Wednesday, July 27, 2011

Barbarita, Habana, Cuba, July, 2011


During the last few days I decide to visit the families and share my thoughts regarding our work. Along with the discussion, photographs from the previous visits are shared as well.

During one such visit, we experience one family living in a new place. At first sight it seems to me that this is their place of work. The apartment is little more than a single, small room. When we enter the bed is to the right and the tiny kitchen is to the left, with a small aisle separating the bed from the cabinet hosting the stereo and television.

There is barely enough room for us to stand, let alone sit.
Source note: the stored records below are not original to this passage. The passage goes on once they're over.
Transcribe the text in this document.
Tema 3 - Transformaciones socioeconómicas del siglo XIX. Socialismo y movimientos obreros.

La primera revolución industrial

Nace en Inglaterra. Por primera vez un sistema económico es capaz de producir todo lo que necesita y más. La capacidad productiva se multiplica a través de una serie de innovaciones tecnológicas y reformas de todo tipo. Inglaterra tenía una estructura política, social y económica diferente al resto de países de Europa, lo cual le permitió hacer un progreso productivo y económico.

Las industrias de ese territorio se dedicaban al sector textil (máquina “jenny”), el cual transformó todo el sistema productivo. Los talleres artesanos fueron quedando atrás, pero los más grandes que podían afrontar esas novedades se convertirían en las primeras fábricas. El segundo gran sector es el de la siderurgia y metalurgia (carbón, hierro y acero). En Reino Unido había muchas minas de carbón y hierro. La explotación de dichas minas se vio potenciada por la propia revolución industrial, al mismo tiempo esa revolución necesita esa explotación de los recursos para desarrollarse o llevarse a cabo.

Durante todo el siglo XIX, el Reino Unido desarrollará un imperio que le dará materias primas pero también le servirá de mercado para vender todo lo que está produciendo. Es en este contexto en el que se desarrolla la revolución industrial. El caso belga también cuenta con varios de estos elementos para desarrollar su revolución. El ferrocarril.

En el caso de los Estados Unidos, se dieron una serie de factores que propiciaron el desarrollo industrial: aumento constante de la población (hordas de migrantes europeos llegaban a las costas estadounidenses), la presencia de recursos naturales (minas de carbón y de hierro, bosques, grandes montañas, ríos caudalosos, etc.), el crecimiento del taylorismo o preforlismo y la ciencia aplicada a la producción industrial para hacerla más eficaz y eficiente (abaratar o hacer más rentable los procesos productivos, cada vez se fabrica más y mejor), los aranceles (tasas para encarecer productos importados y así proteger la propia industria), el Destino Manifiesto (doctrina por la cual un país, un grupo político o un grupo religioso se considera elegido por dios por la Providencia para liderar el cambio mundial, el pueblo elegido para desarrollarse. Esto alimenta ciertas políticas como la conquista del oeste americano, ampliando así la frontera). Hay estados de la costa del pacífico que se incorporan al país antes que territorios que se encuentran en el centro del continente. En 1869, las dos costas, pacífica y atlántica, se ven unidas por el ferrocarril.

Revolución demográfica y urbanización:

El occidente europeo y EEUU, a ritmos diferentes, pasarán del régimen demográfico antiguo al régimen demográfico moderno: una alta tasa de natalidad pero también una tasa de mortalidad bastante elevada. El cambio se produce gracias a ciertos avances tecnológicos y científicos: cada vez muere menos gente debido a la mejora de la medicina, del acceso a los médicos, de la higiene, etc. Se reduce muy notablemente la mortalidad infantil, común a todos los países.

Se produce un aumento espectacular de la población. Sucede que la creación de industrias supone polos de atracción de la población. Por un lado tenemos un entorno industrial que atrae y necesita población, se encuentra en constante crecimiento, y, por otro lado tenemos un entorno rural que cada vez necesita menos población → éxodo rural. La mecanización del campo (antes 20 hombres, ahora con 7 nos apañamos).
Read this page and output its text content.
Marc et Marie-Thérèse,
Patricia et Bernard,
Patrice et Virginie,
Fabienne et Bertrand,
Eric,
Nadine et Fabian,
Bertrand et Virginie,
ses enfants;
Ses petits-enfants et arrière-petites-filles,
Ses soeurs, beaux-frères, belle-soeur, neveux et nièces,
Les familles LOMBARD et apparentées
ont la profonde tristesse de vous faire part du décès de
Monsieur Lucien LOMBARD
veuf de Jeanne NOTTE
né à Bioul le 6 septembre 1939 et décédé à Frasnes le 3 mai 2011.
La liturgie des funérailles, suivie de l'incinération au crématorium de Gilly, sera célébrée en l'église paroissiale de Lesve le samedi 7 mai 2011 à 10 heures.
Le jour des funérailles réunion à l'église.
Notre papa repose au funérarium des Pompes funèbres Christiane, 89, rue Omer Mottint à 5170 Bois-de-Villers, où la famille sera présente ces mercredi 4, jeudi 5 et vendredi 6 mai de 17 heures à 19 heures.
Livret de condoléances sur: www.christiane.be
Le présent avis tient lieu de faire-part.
We spend time with Barbarita and her mother, as well as the owner of the home who is also being attended to by our friends.

The man is an elderly man, quite friendly and open to our visit. He is missing one leg and lives alone without a family, therefore needing the assistance provided by our dearest friends. We share the photographs from the previous year and decide to make an appointment to return and make new portraits for Barbarita. We bid farewell for the time being and head out to the next family.

Once outside I ask my friend Eldo a question: 'Do they get paid well for this work?'

Hearing this, Eldo is surprised at my lack of understanding and proceeds to educate me on their situation. As it turns out, Barbarita and her mother are working for the possibility of inheriting the tiny apartment. The elderly man, lacking a family, is able to include them in his will and pass on the rights to his home in exchange for their assistance during his final years. They receive nothing in terms of payment during his lifetime. It is the promise of a future home for which they labor.

'A lesson a day' they say. On this day, it is perhaps a volume.

On my next visit to her home, I am greeted by her mother, sister and brother-in-law. Without a translator we have a conversation regarding our collaboration. A few years earlier Barbarita's mother decided that her daughter's photographs can be made but only for my personal portfolio. She was content with this and decided against the publication of the portraits and the sale of the prints.

During the second visit, Barbarita's mother seems a bit anxious and nervous at the same time. She is trying to tell me something but is having a hard time telling me so. My understanding of Spanish is acceptable but nuances cannot be understood. With the help of her son-in-law, we achieve clarity. Her mother explains to me their plight at this time, the hardships they are facing and the difficulty in even obtaining the smallest of items for her daughter. Things that can be taken for granted back home are nearly impossible to purchase for her.

With this in mind, and with the portraits we have made over five years, she asks me to present her daughter's work in order to educate the world about their life and also to perhaps help in any way possible through the sale of the portraits.

Should the readers of this entry be interested in helping in any way possible, perhaps through a purchase of her print, then I would be more than glad to have such a conversation.

In the end, the purpose of the work is as her mother desires, nothing else.